Danny Alexander, Chief Secretary to the Treasury, Speech to the Liberal Democrat conference, 19 September 2010

The background:
Clamping down on tax avoidance and evasion was key to making the Lib Dem sums in their manifesto add up. Despite the scorn poured on the plans by various Conservatives, the policy made its way into the coalition agreement document.

So it is perhaps no surprise that Chief Secretary to the Treasury Danny Alexander used his speech to the Lib Dem conference today to detail how they will go about it.

At a time when we are facing deep cuts, it is not acceptable that some people don’t pay their fair share, he said. We will raise an extra £7bn over the next parliament from these plans which will cost £900m over four years, he pledged. But how realistic is the commitment?

The analysis:
The plans announced today the Treasury believes will raise up to £7bn a year by 2014/15 (note the “up to” qualification).
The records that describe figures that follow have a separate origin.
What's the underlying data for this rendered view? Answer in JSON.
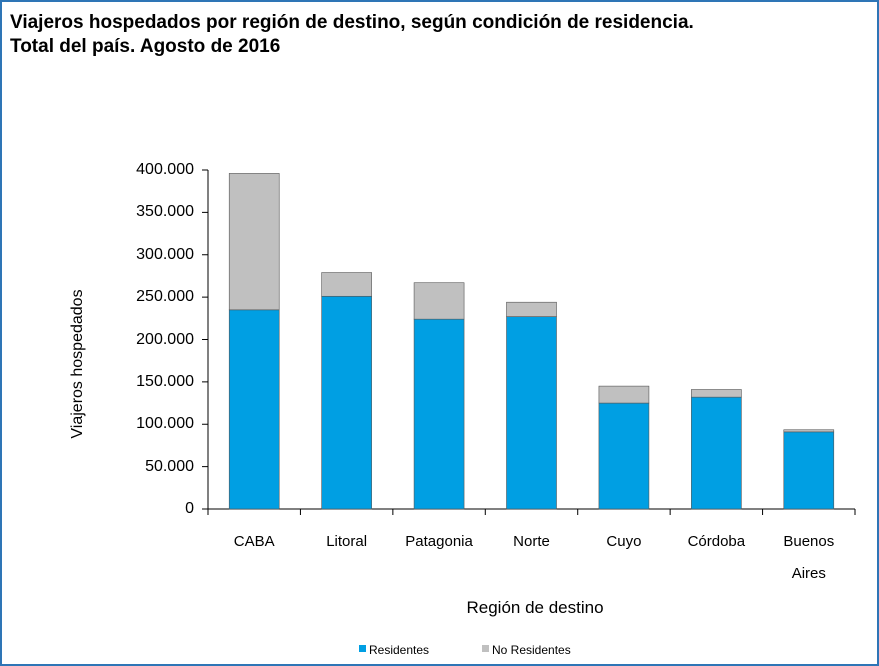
{
  "chart_data": {
    "type": "stacked_bar",
    "title": "Viajeros hospedados por región de destino, según condición de residencia.",
    "subtitle": "Total del país. Agosto de 2016",
    "x_label": "Región de destino",
    "y_label": "Viajeros hospedados",
    "categories": [
      "CABA",
      "Litoral",
      "Patagonia",
      "Norte",
      "Cuyo",
      "Córdoba",
      "Buenos Aires"
    ],
    "series": [
      {
        "name": "Residentes",
        "color": "#009fe3",
        "values": [
          235000,
          251000,
          224000,
          227000,
          125000,
          132000,
          91000
        ]
      },
      {
        "name": "No Residentes",
        "color": "#c0c0c0",
        "values": [
          161000,
          28000,
          43000,
          17000,
          20000,
          9000,
          2500
        ]
      }
    ],
    "ylim": [
      0,
      400000
    ],
    "yticks": [
      0,
      {
        "value": 50000,
        "label": "50.000"
      },
      {
        "value": 100000,
        "label": "100.000"
      },
      {
        "value": 150000,
        "label": "150.000"
      },
      {
        "value": 200000,
        "label": "200.000"
      },
      {
        "value": 250000,
        "label": "250.000"
      },
      {
        "value": 300000,
        "label": "300.000"
      },
      {
        "value": 350000,
        "label": "350.000"
      },
      {
        "value": 400000,
        "label": "400.000"
      }
    ],
    "legend": "bottom"
  }
}
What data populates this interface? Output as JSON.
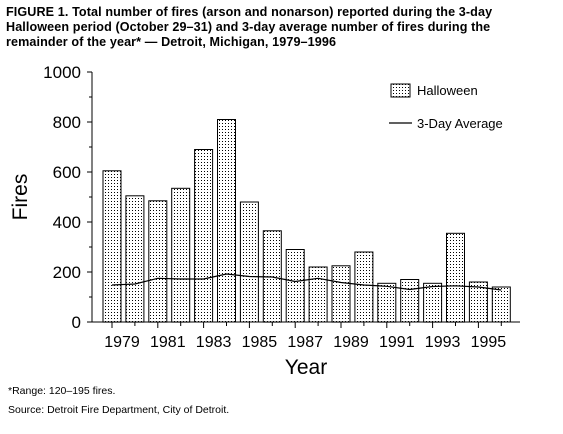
{
  "figure": {
    "title": "FIGURE 1. Total number of fires (arson and nonarson) reported during the 3-day Halloween period (October 29–31) and 3-day average number of fires during the remainder of the year* — Detroit, Michigan, 1979–1996",
    "footnote": "*Range: 120–195 fires.",
    "source": "Source: Detroit Fire Department, City of Detroit."
  },
  "colors": {
    "axis": "#000000",
    "bar_fill": "#ffffff",
    "bar_stipple": "#000000",
    "line": "#000000"
  },
  "chart_data": {
    "type": "bar",
    "xlabel": "Year",
    "ylabel": "Fires",
    "ylim": [
      0,
      1000
    ],
    "y_ticks": [
      0,
      200,
      400,
      600,
      800,
      1000
    ],
    "x": [
      1979,
      1980,
      1981,
      1982,
      1983,
      1984,
      1985,
      1986,
      1987,
      1988,
      1989,
      1990,
      1991,
      1992,
      1993,
      1994,
      1995,
      1996
    ],
    "x_tick_labels": [
      "1979",
      "1981",
      "1983",
      "1985",
      "1987",
      "1989",
      "1991",
      "1993",
      "1995"
    ],
    "legend_position": "top-right",
    "series": [
      {
        "name": "Halloween",
        "type": "bar",
        "values": [
          605,
          505,
          485,
          535,
          690,
          810,
          480,
          365,
          290,
          220,
          225,
          280,
          155,
          170,
          155,
          355,
          160,
          140
        ]
      },
      {
        "name": "3-Day Average",
        "type": "line",
        "values": [
          148,
          152,
          175,
          172,
          172,
          192,
          182,
          180,
          162,
          175,
          158,
          148,
          143,
          130,
          142,
          145,
          140,
          128
        ]
      }
    ]
  }
}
To put this £7bn target in context, HMRC released data showing that the tax gap between what they should have received into the government coffers and what they actually got was around £42bn in 2008/09. It’s a figure that Richard Murphy, the director of Tax Research UK, thinks is “ludicrously understated”.

The calculation of £7bn is based on HM Revenue & Customs estimate from their previous experience of tax avoidance and evasion measures, but various phone calls could not yield more details at the time of writing. The Lib Dems do insist that these numbers still have to go through the Office for Budgetary Responsibility before a final figure is settled on for how much they will earn through these measures.

Carl Emmerson from the Institute for Fiscal Studies points out that it wouldn’t have been uncommon for Labour budgets to include £1bn-£2bn a year in tax avoidance measures, but warns there is “necessarily going to be some uncertainty” when calculating the amount a new initiative will yield.

“Are you running to stand still?” he says, referring to the productivity of the tax avoidance industry in adapting to such changes.

But there is a bigger question over what today’s numbers hide. The HMRC has already cut 30,000 since it came into existence five years ago, and it is not exempt from the 25 to 40 per cent cuts that each department has to come up with for the comprehensive spending review.

The coalition insists that any cuts will not affect the HMRC’s ability to perform its current tax collection functions and that the £900m announced today for this clampdown will be ringfenced, but not everyone is convinced.

A senior Liberal Democrat told Channel 4 News FactCheck the tax avoidance announcement had been “rushed out” by the Treasury and had not been properly thought through. He said that cuts elsewhere in HMRC would end up cancelling out the extra money. “They say the £900m is going to be ringfenced but at the same time they are still cutting down HMRC generally.”
And, while Richard Murphy welcomed collecting an extra £7bn, he warns that the plans “put a bit of extra resource into high profile prosecutions” but the cuts will affect the “plain, straightforward investigations” which could look instead at the 45 per cent of self employed taxpayers and partnerships in 2006/07 who under-declared their tax liability in their tax returns.

The verdict:
So there are still questions for the coalition to answer on their policy to clamp down on tax avoidance and evasion. Without further evidence the £7bn does seem a little vague. The tax avoidance industry could just adapt. And the extra money could be cancelled out by cuts in the region of 25 per cent that the HMRC still faces in the the spending review.